From these official accounts, it is clear that the northern boundary of Milam is the Sutlej-Ganges watershed, and Sangchamalla and Lapthal lie south of this watershed. Malla Johar was included in the Chand Kingdom of Kumaon and paid taxes which “besides land revenue, included taxes on profits of trade, mines, looms, produce of jungles, musk, hawks and wild beehives. Taxes were to be paid in gold dust, but were often received for the sake of convenience in silver and kind. The revenue was imposed on the area in one sum and detailed assessments were left to the village headmen.”


The Report concluded that as far as Sangchamalla and Lapthal were concerned, the evidence submitted by India was conclusive: “The Gazetteer Map clearly showed the pasture grounds of Sangchamalla and Lapthal as the northern most parts of the Patti Malla Johar of the Almora District and Milam was the northernmost village in the Patti. It was, therefore, clear that Sangchamalla and Lapthal were included in the traditional boundaries of Milam. The revenue settlements for Milam and the census taken in the area had also included Sangchamalla and Lapthal. The area upto the border had been regularly visited by Indian officials.”

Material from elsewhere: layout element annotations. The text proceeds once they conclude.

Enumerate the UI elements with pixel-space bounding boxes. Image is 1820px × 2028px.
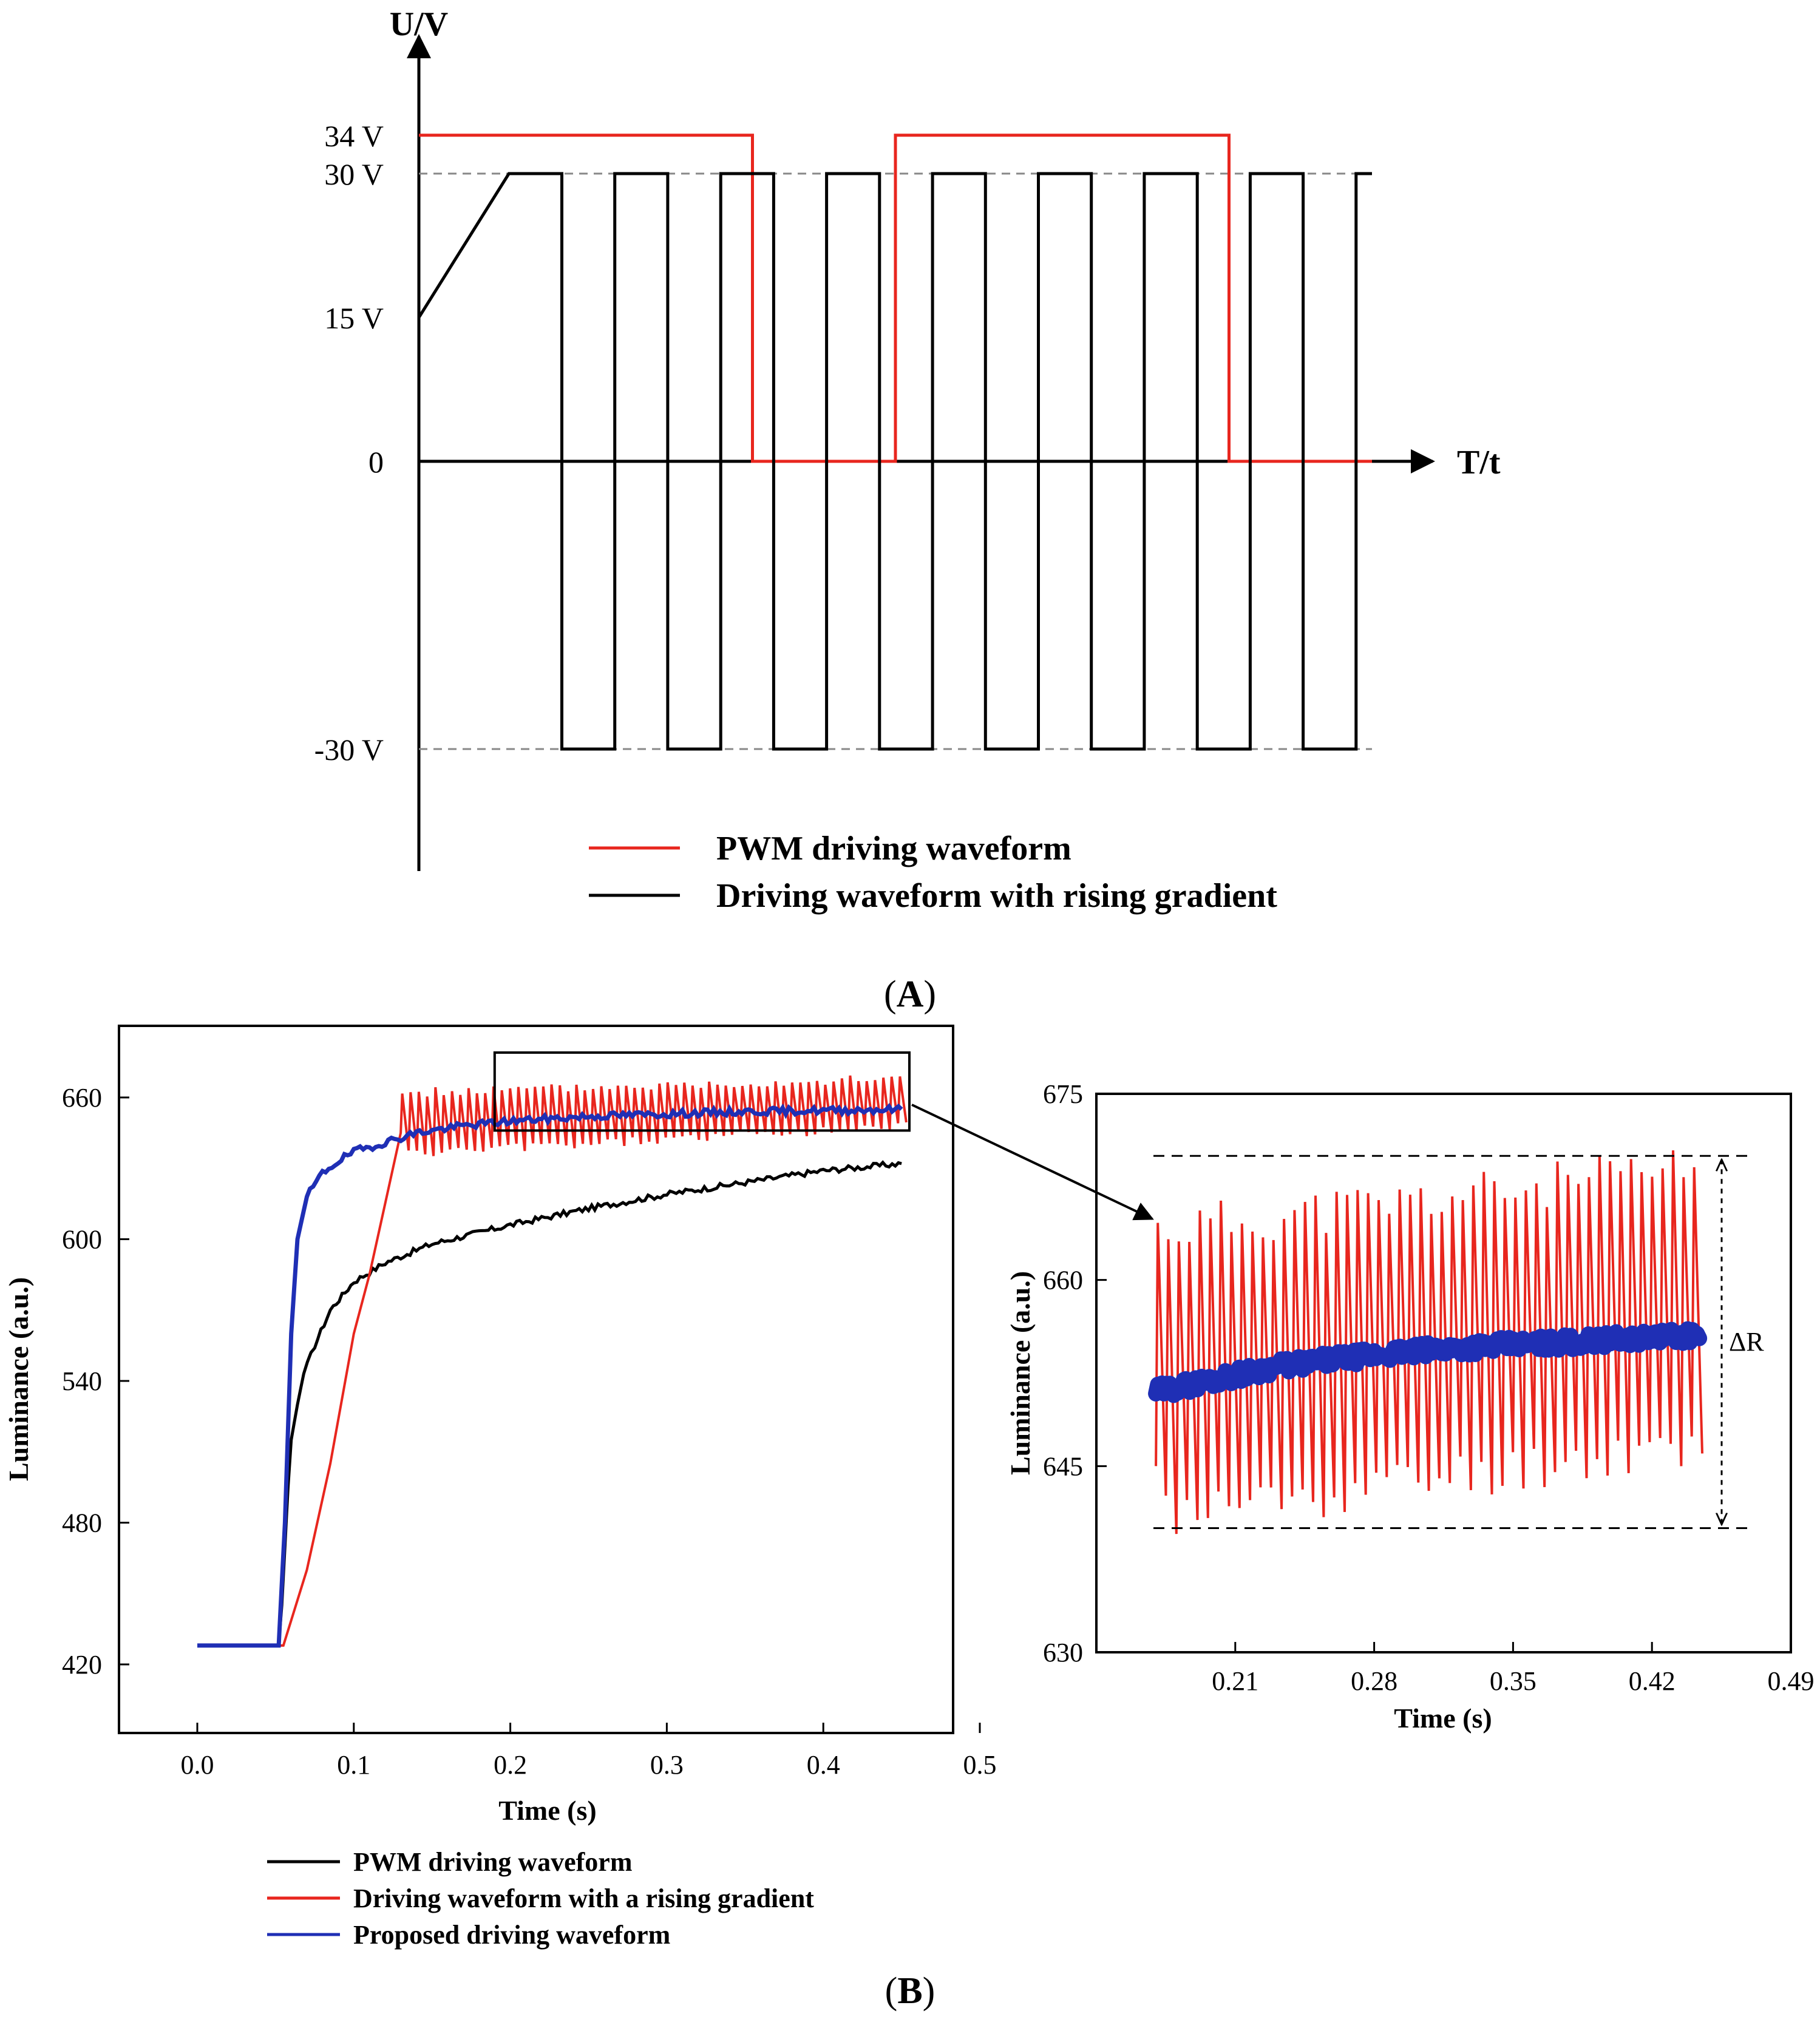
c-y-axis-label: Luminance (a.u.): [1005, 1271, 1036, 1475]
b-x-tick-label: 0.0: [181, 1750, 214, 1780]
b-x-tick-label: 0.4: [807, 1750, 840, 1780]
b-x-tick-label: 0.2: [494, 1750, 527, 1780]
c-delta-r-label: ΔR: [1729, 1327, 1764, 1357]
b-pwm-luminance-line: [197, 1160, 902, 1647]
a-legend-label-rising: Driving waveform with rising gradient: [716, 877, 1277, 915]
panel-b-zoom: 0.21 0.28 0.35 0.42 0.49 630 645 660 675 ΔR Time…: [1005, 1079, 1815, 1734]
a-y-tick-label: -30 V: [314, 733, 384, 767]
c-y-tick-label: 660: [1043, 1266, 1083, 1295]
b-y-tick-label: 660: [62, 1083, 102, 1113]
c-ticks: 0.21 0.28 0.35 0.42 0.49 630 645 660 675: [1043, 1079, 1815, 1696]
b-x-tick-label: 0.3: [650, 1750, 684, 1780]
panel-a-label: (A): [884, 974, 936, 1015]
c-y-tick-label: 630: [1043, 1638, 1083, 1667]
c-delta-r-markers: [1153, 1155, 1754, 1530]
c-x-tick-label: 0.21: [1212, 1666, 1258, 1696]
b-plot-frame: [118, 1025, 954, 1734]
b-y-axis-label: Luminance (a.u.): [3, 1277, 34, 1481]
a-legend-label-pwm: PWM driving waveform: [716, 830, 1071, 867]
c-x-tick-label: 0.35: [1490, 1666, 1536, 1696]
c-rising-gradient-luminance-line: [1155, 1150, 1703, 1535]
a-y-tick-labels: 34 V 30 V 15 V 0 -30 V: [314, 119, 384, 767]
a-rising-gradient-waveform-line: [417, 172, 1372, 751]
zoom-connector-arrow: [911, 1104, 1154, 1221]
b-zoom-box: [493, 1051, 911, 1132]
c-x-tick-label: 0.42: [1629, 1666, 1676, 1696]
c-proposed-luminance-line: [1148, 1321, 1708, 1403]
b-y-tick-label: 600: [62, 1225, 102, 1255]
b-x-tick-label: 0.5: [963, 1750, 997, 1780]
b-legend: PWM driving waveform Driving waveform wi…: [267, 1847, 814, 1950]
a-y-tick-label: 15 V: [324, 301, 384, 335]
panel-b-label: (B): [885, 1970, 935, 2012]
b-y-tick-label: 420: [62, 1650, 102, 1680]
c-y-tick-label: 645: [1043, 1451, 1083, 1481]
b-legend-label-rising: Driving waveform with a rising gradient: [353, 1884, 814, 1913]
c-y-tick-label: 675: [1043, 1079, 1083, 1109]
a-y-tick-label: 0: [368, 445, 384, 479]
a-legend: PWM driving waveform Driving waveform wi…: [589, 830, 1277, 915]
c-x-tick-label: 0.49: [1768, 1666, 1815, 1696]
c-plot-frame: [1095, 1093, 1792, 1653]
b-x-axis-label: Time (s): [498, 1795, 596, 1826]
panel-a: U/V T/t 34 V 30 V 15 V 0 -30 V PWM driving w…: [314, 5, 1501, 1015]
a-y-tick-label: 34 V: [324, 119, 384, 153]
b-rising-gradient-luminance-line: [197, 1075, 908, 1647]
a-y-axis-label: U/V: [390, 5, 448, 43]
c-x-axis-label: Time (s): [1394, 1703, 1492, 1734]
b-y-tick-label: 480: [62, 1508, 102, 1538]
b-x-tick-label: 0.1: [337, 1750, 370, 1780]
a-pwm-waveform-line: [419, 134, 1372, 463]
c-x-tick-label: 0.28: [1351, 1666, 1397, 1696]
a-y-tick-label: 30 V: [324, 157, 384, 191]
b-proposed-luminance-line: [197, 1103, 903, 1648]
b-legend-label-pwm: PWM driving waveform: [353, 1847, 632, 1877]
a-x-axis-label: T/t: [1457, 444, 1501, 481]
panel-b-main: 0.0 0.1 0.2 0.3 0.4 0.5 420 480 540 600 660 Time (…: [3, 1025, 997, 2012]
b-legend-label-proposed: Proposed driving waveform: [353, 1920, 670, 1950]
b-ticks: 0.0 0.1 0.2 0.3 0.4 0.5 420 480 540 600 660: [62, 1083, 997, 1780]
b-y-tick-label: 540: [62, 1366, 102, 1396]
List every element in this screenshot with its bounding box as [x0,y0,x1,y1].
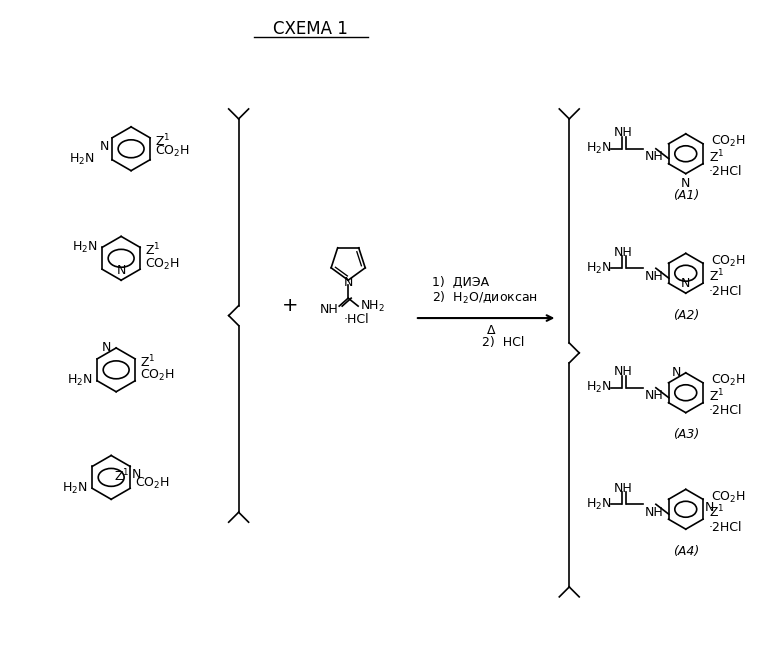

The Indian side noted “a change in the Chinese conception of their boundary, even during the course of these discussions. In the description of the Chinese alignment provided to the Indian side, it was alleged that in the Middle Sector, eight places of Chinese territory were under Indian occupation and that the boundary skirted these places on the south side. Lapthal and Sangchamalla were individually listed and mentioned as distinct from Barahoti (Wu-je).”
It further mentioned that earlier in the correspondence between the two Governments (as well as during the 1960 discussions), Barahoti, Lapthal and Sangchamalla had always been mentioned separately: “However, the answers given by the Chinese side to some of the questions of the Indian side seeking clarification of the Chinese alignment raised the suspicion that the claimed alignment did not just (as had been stated) skirt these places, but ran much further to the south and east of them and that these places were much nearer the traditional Indian boundary than to the line now claimed by China.”
The final conclusion was the Chinese claim was inflated “after the commencement of these discussions. As far as the Indian side was concerned, they contested the claim to these three pasture and camping grounds even when the area involved did not amount to more than ten to fifteen square miles.”
According to the Report, the Indian negotiators were most concerned that “the area, as finally claimed, was a sizeable one and, incidentally, included the Niti and Kungri Bingri Passes, which are border passes explicitly mentioned in the 1954 Agreement and where for decades India has exercised her traditional jurisdiction.”